REPUBLIKA.CO.ID, JAKARTA -- Institute for Development of Economic dan Finance (Indef) menyatakan, capaian kinerja ekonomi pemerintahan Jokowi sampai semester I menunjukan perkembangan yang memburuk. Direktur Indef Enny Sri Hartati mengatakan, hal ini kontradiktif dari visi Nawacita yang digencarkan pemerintah.
"Ekspektasi publik terhadap program Nawacita Jokowi-JK sangat tinggi," ujarnya dalam Konferensi Pers di Kantor INDEF Jalan Batu Merah No 45 Pejaten Timur, Kalibata, Jakarta Selatan, Senin (24/8).
Enny melanjutkan, pertumbuhan ekonomi triwulan II 2015 kembali melambat dan membawa sejumlah konsekuensi bagi target kesejahteraan sosial-ekonomi.
Ia menambahkan, penurunan upah riil buruh tani, meningkatnya pengangguran dan kemiskinan, jurang ketimpangan yang cenderung melebar, hingga tergerusnya berbagai indikator fundamental perekonomian, membuat pembangunan ekonomi semakin rentan terhadap gejolak perekonomian global seperti transaksi berjalan defisit, utang luar negeri meningkat, dan depresiasi rupiah.
Sementara itu, Mantan Ketua Komisi Pengawas Persaingan Usaha (KPPU) Nawir Messi menyoroti lambatnya laporan Badan Pusat Statistik (BPS) menyampaikan perkembangan indikator sosial dan ekonomi masyarakat yang biasanya teratur.
Padahal, data tersebut dapat digunakan sebagai evaluasi kinerja pemerintah, yang biasanya disampaikan dalam pidato kenegaraan dan penyampaian nota keuangan.
"Namun, anehnya Presiden Jokowi juga seolah kelupaan menyampaikan capaian indikator kesejahteraan seperti tingkat kemiskinan dan pengangguran," kata Nawir.
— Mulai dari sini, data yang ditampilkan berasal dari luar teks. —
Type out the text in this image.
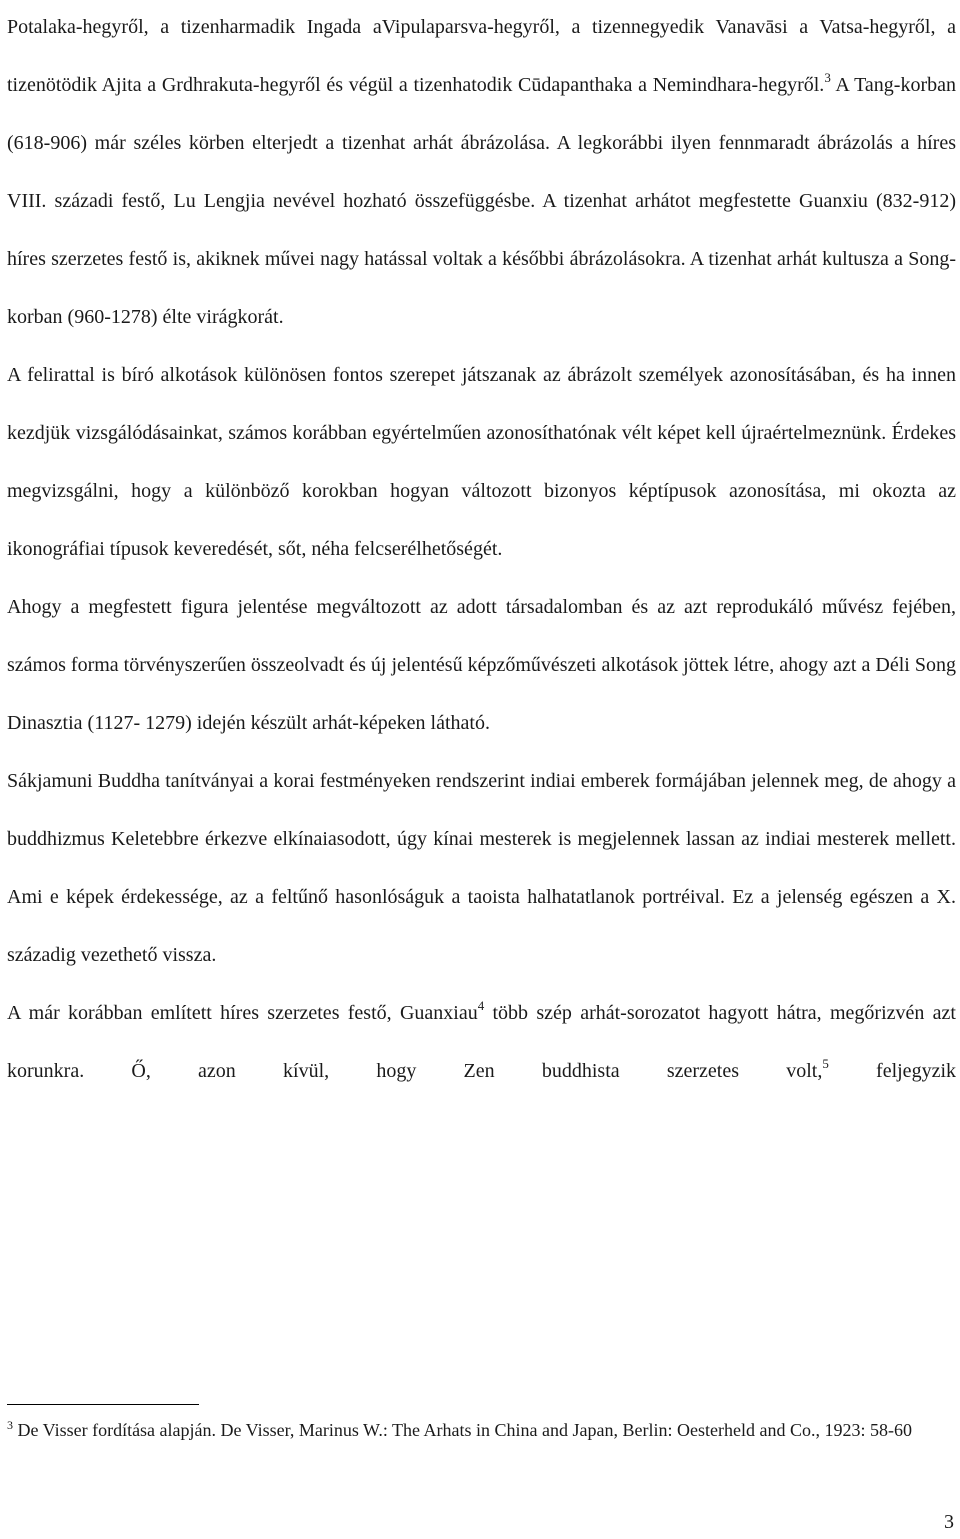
Potalaka-hegyről, a tizenharmadik Ingada aVipulaparsva-hegyről, a tizennegyedik Vanavāsi a Vatsa-hegyről, a tizenötödik Ajita a Grdhrakuta-hegyről és végül a tizenhatodik Cūdapanthaka a Nemindhara-hegyről.$^3$ A Tang-korban (618-906) már széles körben elterjedt a tizenhat arhát ábrázolása. A legkorábbi ilyen fennmaradt ábrázolás a híres VIII. századi festő, Lu Lengjia nevével hozható összefüggésbe. A tizenhat arhátot megfestette Guanxiu (832-912) híres szerzetes festő is, akiknek művei nagy hatással voltak a későbbi ábrázolásokra. A tizenhat arhát kultusza a Song-korban (960-1278) élte virágkorát.

A felirattal is bíró alkotások különösen fontos szerepet játszanak az ábrázolt személyek azonosításában, és ha innen kezdjük vizsgálódásainkat, számos korábban egyértelműen azonosíthatónak vélt képet kell újraértelmeznünk. Érdekes megvizsgálni, hogy a különböző korokban hogyan változott bizonyos képtípusok azonosítása, mi okozta az ikonográfiai típusok keveredését, sőt, néha felcserélhetőségét.

Ahogy a megfestett figura jelentése megváltozott az adott társadalomban és az azt reprodukáló művész fejében, számos forma törvényszerűen összeolvadt és új jelentésű képzőművészeti alkotások jöttek létre, ahogy azt a Déli Song Dinasztia (1127- 1279) idején készült arhát-képeken látható.

Sákjamuni Buddha tanítványai a korai festményeken rendszerint indiai emberek formájában jelennek meg, de ahogy a buddhizmus Keletebbre érkezve elkínaiasodott, úgy kínai mesterek is megjelennek lassan az indiai mesterek mellett. Ami e képek érdekessége, az a feltűnő hasonlóságuk a taoista halhatatlanok portréival. Ez a jelenség egészen a X. századig vezethető vissza.

A már korábban említett híres szerzetes festő, Guanxiau$^4$ több szép arhát-sorozatot hagyott hátra, megőrizvén azt korunkra. Ő, azon kívül, hogy Zen buddhista szerzetes volt,$^5$ feljegyzik

$^3$ De Visser fordítása alapján. De Visser, Marinus W.: The Arhats in China and Japan, Berlin: Oesterheld and Co., 1923: 58-60
3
Ia menambahkan, informasi dan data indikator kesejahteraan tentu sangat penting bagi pemerintah dalam merencanakan, mengevaluasi, dan menentukan progran-program guna mencapai target dan sasaran pemabngunan.
Selain itu, indikator kesejahteraan, lanjutnya juga dapat menjadi tujuan utama dari keberhasilan pembangunan.
Informasi dan data tentang kemiskinan dan pengangguran, ia tegaskan, sangat penting untuk diketahui masyarakat dan para pengambil kebijakan untuk menilai keberhasilan dari pembangunan itu sendiri dan juga sebagai perencanaan pembangunan ke depan.
"Berdasarkan hal tersebut, menunda dan menyembunyikan merupakan tindakan yang tidak dapat dibenarkan," lanjutnya.
BPS yang merupakan lembaga independen, kata dia, seharusnya menjadikan kepentingan publik debagai satu-satunya rujukan dan pertimbangan dalam menyampaikan informasi dan data yang perlu diketahui masyarakat.
Belum diumumkannya data kemiskinan dan pengangguran oleh BPS dan tidak disinggungnya persoalan ini oleh presiden dalam pidatinya, Indef menduga hal ini disebabkan oleh kenyataan dalan setahun terakhir telah terjadi peningkatan tingkat pengangguran dan kemiskinan secara signifikan.
"Indef menuntut BPS untuk bersikap independen dan obyektif, serta segera menyampaikan informasi tersebut kepada publik," tegasnya.